さて、今回のみなさんの感想もとても素敵なので、いただいたもの全部ご紹介させていただきます。回を重ねる中で、みなさんの視点の変化や深い気づきとなっている様子が伝わってきます。



  • 皆さんと輪読して言語化しあったときの何かが、その後も自分の中でじわじわと育っています。ありがとうございます。「実際にどうかではなく、想いを注ぎ注がれる存在が自分の中にもてるかどうか」ということだと今日の時点では理解しました。その感覚はきっと非常時でも平時でも通用すると感じています。この本、決して楽しい文章ではないけど読み進めるのが楽しみなのは何なんだろ。今後も宜しくお願いします。


  • 今日は、自分が読んだ箇所が特にそうだったのかもしれないけれども、「人の想像力」という力は、人類の苦悩を乗り越えるために神様が授けてくれたものに違いない・・と思わず感じてしまいました。同時に、その想像力によって苦悩を乗り越えていくこととは、心の底から信頼し、愛する人の存在が支えていくのだなぁ・・と。


  • 回を重ねる毎に、本の中の世界と自分の世界との距離感や捉え方に変化があります。1回目は別世界、2回目は実は本質的には変わらない世界、3回目はものすごく一致するようでいて気を抜くと距離を置かれるような世界…といった感じで捉えてきました。


  • 日常も、今のような想像がつかなかった日々があるわけで、なんだか人って不思議だなぁとか考えつつ。この先も一人でページを進める気持ちにはなれないけれど、ヨルヨム会でみなさんと読み進めながら他の方の言葉を借りて自分の気持ちを捉えていくのが楽しみです。


  • 今回の輪読の範囲には「『生きのびる』に役立たないこと」=「どうでもいい」という精神状態にあって、どんなことが「どうでもよくないこと」であったのかを示唆する内容がいくつか例示されていたように思います。それは、戦争が終わるのではないかという希望をもたらす「政治(情報?)」、心の拠り所となる「宗教(祈り)」、労働で死ぬほど疲れて床にへたり込んでいる仲間にも見せたくなる美しい「自然」、その日のスープにありつけなくなっても楽しみたい「芸術」、そして、思いつく限り最も悲惨な状況にあっても至福を運んできてくれる「愛」といったことでした。


  • ここで挙がった事柄は平時においてはむしろ、多くの人にとっての「どうでもよいこと」側に入れられてしまいがちなものであるように思いますが、そうしたものこそが非常時には「生きのびる」を支える希望の源泉になるということは大変興味深く感じました。


  • フランクルは「繊細な被収容者のほうが、粗野な人々よりも収容所生活によく耐えた」という実感の証拠として、感受性の豊かさが内面への逃避を容易にし、致命的な精神的ダメージを受けることを防いだといった考察をしています。平時において経済的合理性等の面から「どうでもよい」側に入れられてしまうようなことでも、感受性を育て非常時の誰かの希望の源泉になることがありうるということに敏感な自分でいたいと思いました。


  • 「フランクルの語りは自分が本当の意味で判り得ない世界から生まれたもので、自分の日常に寄せて理解するのはおこがましいのでは」と思うあまり、どう読んだらいいか迷う時間が多かったですが、参加されている皆さんが受け取られたことや、「私も同じように思っていた」という言葉を聞いて、また別の姿勢で引き続き読んでみたいなと思いました。ありがとうございました。この本は、何度も読み直して色々な方向からかみ砕いてやっと少し理解できるような本(またはそうしたいと思える本)なのかなと思っています。

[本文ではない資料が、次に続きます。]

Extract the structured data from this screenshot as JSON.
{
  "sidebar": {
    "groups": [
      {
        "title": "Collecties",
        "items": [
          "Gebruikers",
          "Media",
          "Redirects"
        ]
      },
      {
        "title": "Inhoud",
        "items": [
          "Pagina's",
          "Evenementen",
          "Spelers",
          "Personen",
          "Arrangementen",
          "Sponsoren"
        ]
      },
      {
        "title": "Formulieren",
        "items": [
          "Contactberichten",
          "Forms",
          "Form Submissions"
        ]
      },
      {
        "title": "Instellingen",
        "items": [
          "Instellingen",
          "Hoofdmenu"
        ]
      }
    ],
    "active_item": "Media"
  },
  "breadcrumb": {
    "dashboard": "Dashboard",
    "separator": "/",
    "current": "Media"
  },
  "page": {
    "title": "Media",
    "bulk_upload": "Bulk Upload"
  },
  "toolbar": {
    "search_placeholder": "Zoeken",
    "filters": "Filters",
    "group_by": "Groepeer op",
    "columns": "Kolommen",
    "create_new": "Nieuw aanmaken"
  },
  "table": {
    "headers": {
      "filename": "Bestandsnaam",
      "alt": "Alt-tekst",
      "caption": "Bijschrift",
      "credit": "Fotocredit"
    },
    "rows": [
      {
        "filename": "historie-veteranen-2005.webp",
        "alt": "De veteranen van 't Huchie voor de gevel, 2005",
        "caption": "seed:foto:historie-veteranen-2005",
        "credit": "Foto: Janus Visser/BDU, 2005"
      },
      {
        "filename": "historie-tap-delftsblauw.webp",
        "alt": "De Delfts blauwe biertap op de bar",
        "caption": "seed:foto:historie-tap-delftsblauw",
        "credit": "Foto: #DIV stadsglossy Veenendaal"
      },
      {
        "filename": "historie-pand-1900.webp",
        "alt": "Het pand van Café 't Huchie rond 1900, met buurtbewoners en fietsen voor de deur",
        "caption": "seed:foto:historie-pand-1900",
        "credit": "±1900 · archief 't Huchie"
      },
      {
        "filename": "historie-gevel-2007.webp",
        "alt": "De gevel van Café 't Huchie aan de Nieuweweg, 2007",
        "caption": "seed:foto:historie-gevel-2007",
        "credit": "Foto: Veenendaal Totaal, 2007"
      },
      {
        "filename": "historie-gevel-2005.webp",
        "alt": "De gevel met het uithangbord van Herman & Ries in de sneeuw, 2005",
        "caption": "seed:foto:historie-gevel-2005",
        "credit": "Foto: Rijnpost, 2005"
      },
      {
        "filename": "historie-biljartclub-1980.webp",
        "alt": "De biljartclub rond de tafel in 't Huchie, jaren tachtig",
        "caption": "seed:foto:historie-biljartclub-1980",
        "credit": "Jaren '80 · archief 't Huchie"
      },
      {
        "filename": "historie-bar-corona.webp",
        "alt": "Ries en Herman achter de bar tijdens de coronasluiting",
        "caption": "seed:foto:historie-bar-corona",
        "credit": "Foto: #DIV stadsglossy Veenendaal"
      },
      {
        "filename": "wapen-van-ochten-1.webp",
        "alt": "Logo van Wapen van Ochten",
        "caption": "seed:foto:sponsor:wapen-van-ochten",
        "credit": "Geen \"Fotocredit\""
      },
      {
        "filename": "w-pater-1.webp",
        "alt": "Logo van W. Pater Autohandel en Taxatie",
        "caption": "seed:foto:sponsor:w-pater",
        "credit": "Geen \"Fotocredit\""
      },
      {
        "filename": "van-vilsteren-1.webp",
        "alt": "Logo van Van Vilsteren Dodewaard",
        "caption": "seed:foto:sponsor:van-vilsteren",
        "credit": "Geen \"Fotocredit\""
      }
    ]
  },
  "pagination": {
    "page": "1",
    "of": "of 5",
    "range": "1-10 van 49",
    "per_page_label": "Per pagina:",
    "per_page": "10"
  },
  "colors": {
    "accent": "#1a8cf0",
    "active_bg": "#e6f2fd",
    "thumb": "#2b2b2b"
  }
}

  • 今回読んだところは、フランクル夫人の話(*)や護送車の鉄格子の隙間から垣間見える風景がどれだけ望まれ、そして圧倒的な光景として迫って来るのかが述べられた、本書全体を通じても屈指といえる印象的な箇所である。それだけに小見出し(「もはやなにも残されていなくても」「非情ということ」「壕のなかの瞑想」といった・・・)内に、ひとつのエピソードとしてまとめられているような感じで受け止めていたが、この読み方は十全ではないと気付いた。言い換えれば、小見出しが付けられているものの、それぞれそこで語られる内容はそこで限定され、独立している(だけの)ものでなく、一連の記述を構成する部分としてある、ということだ。

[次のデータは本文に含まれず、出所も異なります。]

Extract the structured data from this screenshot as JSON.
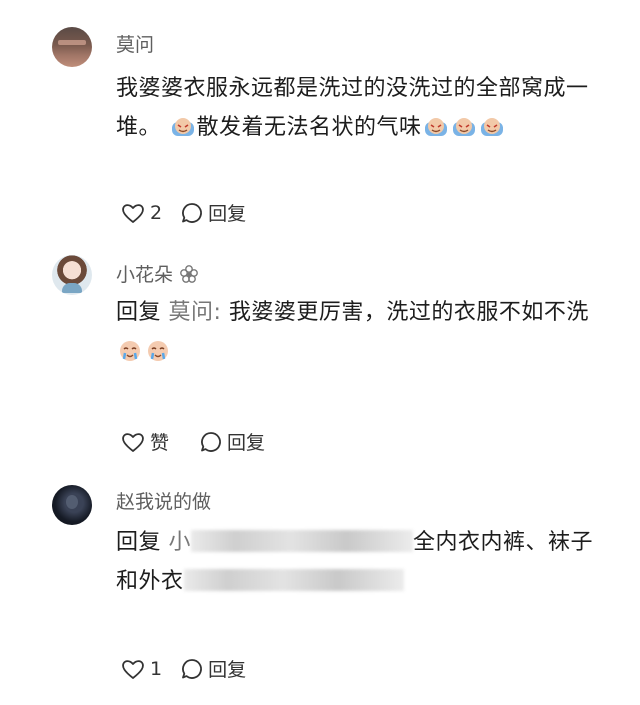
{
  "comments": [
    {
      "user": "莫问",
      "text_a": "我婆婆衣服永远都是洗过的没洗过的全部窝成一堆。",
      "text_b": "散发着无法名状的气味",
      "likes": "2",
      "reply_label": "回复"
    },
    {
      "user": "小花朵",
      "reply_prefix": "回复",
      "mention": "莫问:",
      "text_a": " 我婆婆更厉害，洗过的衣服不如不洗",
      "likes": "赞",
      "reply_label": "回复"
    },
    {
      "user": "赵我说的做",
      "reply_prefix": "回复",
      "line1_visible_start": "小",
      "line1_visible_end": "全内衣内裤、袜子",
      "line2_visible": "和外衣",
      "likes": "1",
      "reply_label": "回复"
    }
  ],
  "icons": {
    "emoji": "smiling-face-with-tears-emoji",
    "flower": "flower-icon",
    "like": "heart-icon",
    "reply": "speech-bubble-icon"
  }
}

  • たとえば、「内面への逃避」という小見出しで始まる文章の最初の段落に「内面的に深まる人びともいた」とある。この「内面的に深まる」状態とはどういったことなのかを示すエピソードとして、夫人の話や風景の話がなされている、ということだ。これが今回の私の発見だった(電車の中での読書など、細切れの時間を利用する読書スタイルだと、こうした初歩的な点ですら気付かないのだなと反省する機会になった)。


  • 対して、「灰色の朝のモノローグ」で述べられている、何千回も問うた疑問に「しかり!」という声がする、という個所は難解で、まだまだ私には了解しにくい。これがどう解消され、私自身に現れてくるのかが楽しみである。


  • *以前、ある本で「アクティヴ・イマジネーション」というユング派の技法のことを知ったが、 フランクル夫人の話は、この技法の具体的な、卓抜な実例なのではないかと感じた。この辺りに言及した書籍などがあれば読んでみたい。


このヨルヨム会まとめブログは、ロゴセラピーを学んでいる同学のみなさんにも紹介させていただいています。みなさんの感想が、私や、このブログを読んでくださっている方々の新たな感想や気づきにつながっていくことを実感し、そんな連鎖が起こっているという現状に私自身が驚き、喜んでいます。これも『夜と霧』の持つ力のおかげです。

(フランクル先生、ありがとうございます!)


そして最後の記念撮影。




今夜は第4回。p.71の「収容所のユーモア」からとなります。今夜も楽しみです。